When the inspection team is ready to provide feedback, they will notify the PR or the person in charge of the unit on the day of the inspection. The team will be happy to negotiate a convenient time or way to ensure that feedback is given: we would not want to interrupt patient care or laboratory activities. If there isn’t a good time for staff or the inspection team to meet to discuss feedback then the lead inspector will liaise with the PR to identify a mutually convenient time to discuss the feedback by telephone in the days after the inspection.
What happens after the inspection visit?
During the course of an inspection of a licensed centre, the inspection team may identify areas of practice which require improvements to be made.
The inspection team will explain to the centre’s Person Responsible why any improvement needs to be made and the legal basis for requiring it.
Following an inspection a report is written. This report highlights areas of good practice and those areas of practice which require improvement.
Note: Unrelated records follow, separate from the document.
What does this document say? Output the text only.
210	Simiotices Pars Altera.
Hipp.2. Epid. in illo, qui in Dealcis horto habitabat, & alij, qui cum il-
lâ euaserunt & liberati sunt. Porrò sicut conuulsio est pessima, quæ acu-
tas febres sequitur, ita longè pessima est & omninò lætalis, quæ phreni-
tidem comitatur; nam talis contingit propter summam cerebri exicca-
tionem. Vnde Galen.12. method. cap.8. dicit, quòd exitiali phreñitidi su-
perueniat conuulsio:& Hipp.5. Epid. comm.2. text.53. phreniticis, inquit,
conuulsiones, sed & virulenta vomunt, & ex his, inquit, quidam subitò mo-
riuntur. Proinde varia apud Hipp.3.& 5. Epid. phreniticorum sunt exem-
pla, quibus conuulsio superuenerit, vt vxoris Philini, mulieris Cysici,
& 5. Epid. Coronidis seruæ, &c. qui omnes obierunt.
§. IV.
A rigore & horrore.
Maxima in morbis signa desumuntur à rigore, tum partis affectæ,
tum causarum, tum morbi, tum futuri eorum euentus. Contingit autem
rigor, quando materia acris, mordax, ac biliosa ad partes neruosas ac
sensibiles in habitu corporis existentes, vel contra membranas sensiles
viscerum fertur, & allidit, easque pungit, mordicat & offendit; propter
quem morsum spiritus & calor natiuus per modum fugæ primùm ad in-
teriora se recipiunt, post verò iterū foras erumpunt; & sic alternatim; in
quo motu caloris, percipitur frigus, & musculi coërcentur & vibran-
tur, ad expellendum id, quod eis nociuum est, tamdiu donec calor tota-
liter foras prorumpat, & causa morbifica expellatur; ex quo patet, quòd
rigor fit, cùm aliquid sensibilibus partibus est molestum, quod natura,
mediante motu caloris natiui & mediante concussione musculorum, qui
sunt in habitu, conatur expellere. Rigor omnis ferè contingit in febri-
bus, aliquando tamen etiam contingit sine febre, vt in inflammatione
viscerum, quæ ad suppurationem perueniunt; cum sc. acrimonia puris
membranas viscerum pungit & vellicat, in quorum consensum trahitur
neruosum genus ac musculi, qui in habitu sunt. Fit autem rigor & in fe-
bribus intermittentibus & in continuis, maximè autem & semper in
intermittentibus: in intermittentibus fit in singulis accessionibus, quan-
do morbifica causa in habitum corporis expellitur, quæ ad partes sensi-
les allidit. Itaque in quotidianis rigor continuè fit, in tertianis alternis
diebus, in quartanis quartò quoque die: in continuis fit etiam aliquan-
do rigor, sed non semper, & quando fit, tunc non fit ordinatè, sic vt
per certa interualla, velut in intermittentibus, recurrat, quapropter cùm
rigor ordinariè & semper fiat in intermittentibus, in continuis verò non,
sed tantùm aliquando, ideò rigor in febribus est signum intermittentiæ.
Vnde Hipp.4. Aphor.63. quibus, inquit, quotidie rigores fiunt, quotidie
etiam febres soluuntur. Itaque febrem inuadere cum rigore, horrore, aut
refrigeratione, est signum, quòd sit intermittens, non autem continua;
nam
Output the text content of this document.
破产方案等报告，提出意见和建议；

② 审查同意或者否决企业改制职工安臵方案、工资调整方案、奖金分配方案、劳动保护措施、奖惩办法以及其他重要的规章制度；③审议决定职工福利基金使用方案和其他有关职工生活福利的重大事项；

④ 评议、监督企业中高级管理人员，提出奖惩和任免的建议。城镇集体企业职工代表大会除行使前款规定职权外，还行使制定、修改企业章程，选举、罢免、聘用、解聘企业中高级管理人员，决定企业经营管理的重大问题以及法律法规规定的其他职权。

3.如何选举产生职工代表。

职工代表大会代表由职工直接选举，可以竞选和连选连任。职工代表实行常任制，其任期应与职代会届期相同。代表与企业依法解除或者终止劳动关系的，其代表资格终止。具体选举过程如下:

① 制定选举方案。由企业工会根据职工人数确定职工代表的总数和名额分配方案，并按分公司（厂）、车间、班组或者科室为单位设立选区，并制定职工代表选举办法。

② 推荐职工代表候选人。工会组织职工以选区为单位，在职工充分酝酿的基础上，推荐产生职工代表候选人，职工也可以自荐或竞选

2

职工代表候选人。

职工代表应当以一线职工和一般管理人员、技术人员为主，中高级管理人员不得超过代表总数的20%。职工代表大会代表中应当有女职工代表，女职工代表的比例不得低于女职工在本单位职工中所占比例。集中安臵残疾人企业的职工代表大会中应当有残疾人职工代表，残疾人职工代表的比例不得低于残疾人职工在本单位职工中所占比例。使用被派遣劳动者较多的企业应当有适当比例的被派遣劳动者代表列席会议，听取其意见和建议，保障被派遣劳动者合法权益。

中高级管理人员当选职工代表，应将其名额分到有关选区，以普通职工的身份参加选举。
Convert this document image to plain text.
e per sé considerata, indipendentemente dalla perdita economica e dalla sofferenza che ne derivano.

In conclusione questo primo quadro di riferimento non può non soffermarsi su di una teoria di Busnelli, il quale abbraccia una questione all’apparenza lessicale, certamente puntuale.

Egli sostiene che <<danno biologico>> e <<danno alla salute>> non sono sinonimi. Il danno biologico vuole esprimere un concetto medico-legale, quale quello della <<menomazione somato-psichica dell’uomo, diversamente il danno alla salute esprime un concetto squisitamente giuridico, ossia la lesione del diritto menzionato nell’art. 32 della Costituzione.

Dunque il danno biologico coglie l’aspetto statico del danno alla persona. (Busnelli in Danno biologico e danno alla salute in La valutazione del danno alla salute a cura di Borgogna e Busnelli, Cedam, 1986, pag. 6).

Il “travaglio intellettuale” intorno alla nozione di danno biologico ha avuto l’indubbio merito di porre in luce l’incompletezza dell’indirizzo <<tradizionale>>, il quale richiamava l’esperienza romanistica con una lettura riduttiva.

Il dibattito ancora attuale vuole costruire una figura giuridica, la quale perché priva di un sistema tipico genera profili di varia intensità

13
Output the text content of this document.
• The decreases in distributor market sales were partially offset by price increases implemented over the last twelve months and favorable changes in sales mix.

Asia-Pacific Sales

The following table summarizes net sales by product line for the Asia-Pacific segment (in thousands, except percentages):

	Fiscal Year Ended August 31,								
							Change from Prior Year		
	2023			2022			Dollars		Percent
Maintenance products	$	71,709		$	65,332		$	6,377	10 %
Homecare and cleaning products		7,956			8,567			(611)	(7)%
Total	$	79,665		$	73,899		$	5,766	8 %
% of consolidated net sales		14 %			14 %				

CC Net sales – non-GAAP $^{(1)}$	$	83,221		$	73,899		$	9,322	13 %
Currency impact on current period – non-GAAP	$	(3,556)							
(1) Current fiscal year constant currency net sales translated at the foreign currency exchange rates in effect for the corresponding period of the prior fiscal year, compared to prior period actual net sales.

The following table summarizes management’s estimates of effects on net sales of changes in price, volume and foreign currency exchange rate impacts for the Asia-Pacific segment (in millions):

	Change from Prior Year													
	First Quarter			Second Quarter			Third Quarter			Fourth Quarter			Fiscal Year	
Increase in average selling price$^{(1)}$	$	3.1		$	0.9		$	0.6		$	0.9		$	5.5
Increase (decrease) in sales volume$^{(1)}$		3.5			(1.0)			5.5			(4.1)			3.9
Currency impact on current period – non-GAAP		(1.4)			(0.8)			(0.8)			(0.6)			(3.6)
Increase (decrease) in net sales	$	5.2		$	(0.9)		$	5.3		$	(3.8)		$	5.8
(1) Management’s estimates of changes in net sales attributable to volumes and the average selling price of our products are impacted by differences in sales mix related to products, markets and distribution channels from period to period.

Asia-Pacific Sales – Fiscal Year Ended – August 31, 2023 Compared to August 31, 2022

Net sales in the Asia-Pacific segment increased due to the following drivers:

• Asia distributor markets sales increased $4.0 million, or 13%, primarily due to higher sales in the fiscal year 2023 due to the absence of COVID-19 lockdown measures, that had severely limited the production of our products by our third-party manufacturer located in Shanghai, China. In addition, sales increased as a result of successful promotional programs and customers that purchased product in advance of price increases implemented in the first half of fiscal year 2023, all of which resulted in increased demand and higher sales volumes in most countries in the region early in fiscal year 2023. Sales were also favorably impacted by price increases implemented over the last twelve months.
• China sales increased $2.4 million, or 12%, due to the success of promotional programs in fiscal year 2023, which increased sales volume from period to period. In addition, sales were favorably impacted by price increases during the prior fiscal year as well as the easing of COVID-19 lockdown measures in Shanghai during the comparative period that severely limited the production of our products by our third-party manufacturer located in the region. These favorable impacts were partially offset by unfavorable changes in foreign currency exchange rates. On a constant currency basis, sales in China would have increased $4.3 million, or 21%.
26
Areas of practice that require improvement will be divided into:
- A critical area of non compliance – a critical area of non compliance is an area of practice which poses a significant risk of causing harm to a patient, donor, embryo or to a child who may be born as a result of treatment services
- A major area of non compliance – a major area of non compliance is an area of practice which:
- poses an indirect risk of causing harm to a patient, donor, embryo or to a child who may be born as a result of treatment services
- indicates a major shortcoming from the statutory requirements
- indicates a failure of the Person Responsible to carry out his/her legal duties
- is a combination of several “other” areas of non compliance, none of which on their own may be major but which together may represent a major area of non compliance
- Another area of non compliance – a departure from non major statutory requirements or good practice
For areas requiring improvement, the report references the legal basis for requiring it and makes recommendations on the actions needed in order for the centre to be compliant with the Human Fertilisation and Embryology Act, directions, licence conditions or Code of Practice.
In making these recommendations the inspection team takes account of the challenges a centre might face in meeting a requirement but is always mindful of the health, safety and well-being of people who use the service, and the protection of the embryo.